According to a source within Shas, Friday’s meeting ended without progress and there are still significant gaps between the two sides regarding ultra-Orthodox service.

The Jewish Home party has made it clear that an alliance formed with Yair Lapid’s Yesh Atid party, according to which both parties would either join the government together or join the opposition, remains firm. Jewish Home representatives on Friday also said they backed Yesh Atid’s demand that ultra-Orthodox schools teach the full “core curriculum” of subjects, including English and Mathematics, as a condition for state funding.

“The pact with Lapid is iron-clad,” party sources said. “We would rather have new elections than join the government without him.”

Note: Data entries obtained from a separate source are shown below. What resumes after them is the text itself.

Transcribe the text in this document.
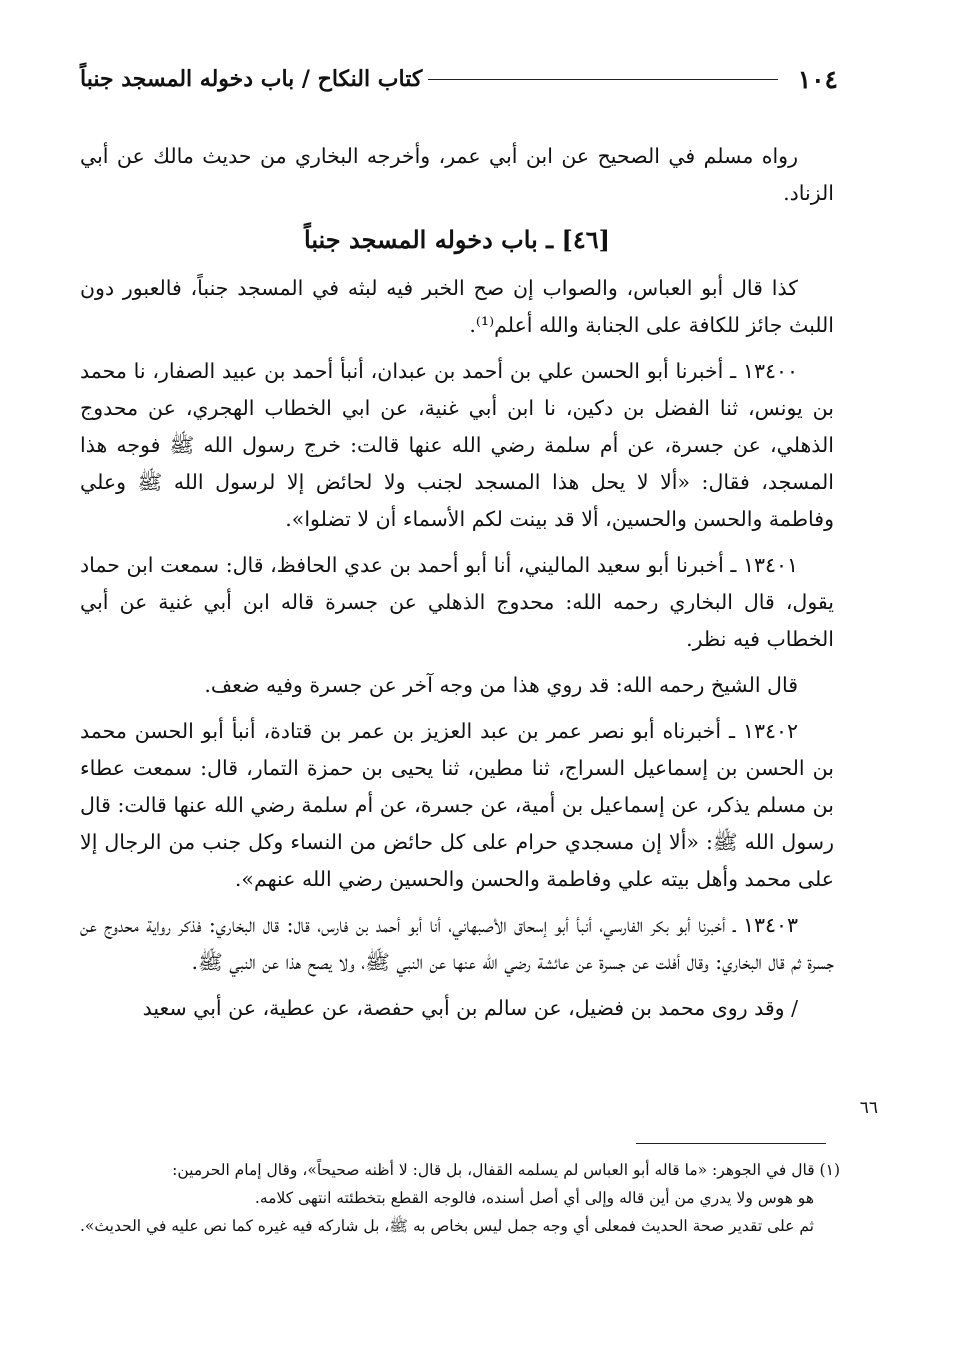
١٠٤
كتاب النكاح / باب دخوله المسجد جنباً

رواه مسلم في الصحيح عن ابن أبي عمر، وأخرجه البخاري من حديث مالك عن أبي الزناد.

[٤٦] ـ باب دخوله المسجد جنباً

كذا قال أبو العباس، والصواب إن صح الخبر فيه لبثه في المسجد جنباً، فالعبور دون اللبث جائز للكافة على الجنابة والله أعلم⁽¹⁾.

١٣٤٠٠ ـ أخبرنا أبو الحسن علي بن أحمد بن عبدان، أنبأ أحمد بن عبيد الصفار، نا محمد بن يونس، ثنا الفضل بن دكين، نا ابن أبي غنية، عن ابي الخطاب الهجري، عن محدوج الذهلي، عن جسرة، عن أم سلمة رضي الله عنها قالت: خرج رسول الله ﷺ فوجه هذا المسجد، فقال: «ألا لا يحل هذا المسجد لجنب ولا لحائض إلا لرسول الله ﷺ وعلي وفاطمة والحسن والحسين، ألا قد بينت لكم الأسماء أن لا تضلوا».

١٣٤٠١ ـ أخبرنا أبو سعيد الماليني، أنا أبو أحمد بن عدي الحافظ، قال: سمعت ابن حماد يقول، قال البخاري رحمه الله: محدوج الذهلي عن جسرة قاله ابن أبي غنية عن أبي الخطاب فيه نظر.

قال الشيخ رحمه الله: قد روي هذا من وجه آخر عن جسرة وفيه ضعف.

١٣٤٠٢ ـ أخبرناه أبو نصر عمر بن عبد العزيز بن عمر بن قتادة، أنبأ أبو الحسن محمد بن الحسن بن إسماعيل السراج، ثنا مطين، ثنا يحيى بن حمزة التمار، قال: سمعت عطاء بن مسلم يذكر، عن إسماعيل بن أمية، عن جسرة، عن أم سلمة رضي الله عنها قالت: قال رسول الله ﷺ: «ألا إن مسجدي حرام على كل حائض من النساء وكل جنب من الرجال إلا على محمد وأهل بيته علي وفاطمة والحسن والحسين رضي الله عنهم».

١٣٤٠٣ ـ أخبرنا أبو بكر الفارسي، أنبأ أبو إسحاق الأصبهاني، أنا أبو أحمد بن فارس، قال: قال البخاري: فذكر رواية محدوج عن جسرة ثم قال البخاري: وقال أفلت عن جسرة عن عائشة رضي الله عنها عن النبي ﷺ، ولا يصح هذا عن النبي ﷺ.

/ وقد روى محمد بن فضيل، عن سالم بن أبي حفصة، عن عطية، عن أبي سعيد

٦٦

(١) قال في الجوهر: «ما قاله أبو العباس لم يسلمه القفال، بل قال: لا أظنه صحيحاً»، وقال إمام الحرمين:

هو هوس ولا يدري من أين قاله وإلى أي أصل أسنده، فالوجه القطع بتخطئته انتهى كلامه.

ثم على تقدير صحة الحديث فمعلى أي وجه جمل ليس بخاص به ﷺ، بل شاركه فيه غيره كما نص عليه في الحديث».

To date, Netanyahu’s Likud-Beytenu (31 seats) has drawn only Livni’s Hatnua (6) into the coalition. On Thursday, leaders of Yesh Atid (19), Jewish Home (12) and Kadima (2) held talks at which they resolved not to join the coalition without a commitment from Netanyahu to legislate for the conscription of most ultra-Orthodox young men.

If these parties hold to that position, and Labor (15 seats) remains resolute about going into the opposition, Netanyahu would find it impossible to garner a Knesset majority even with both ultra-Orthodox parties — Shas (11 seats) and United Torah Judaism (7). His aides remain optimistic that the Yesh Atid-Jewish Home alliance can yet be broken. He has until the beginning of March to form a coalition, but can also ask for a 14-day extension from President Peres.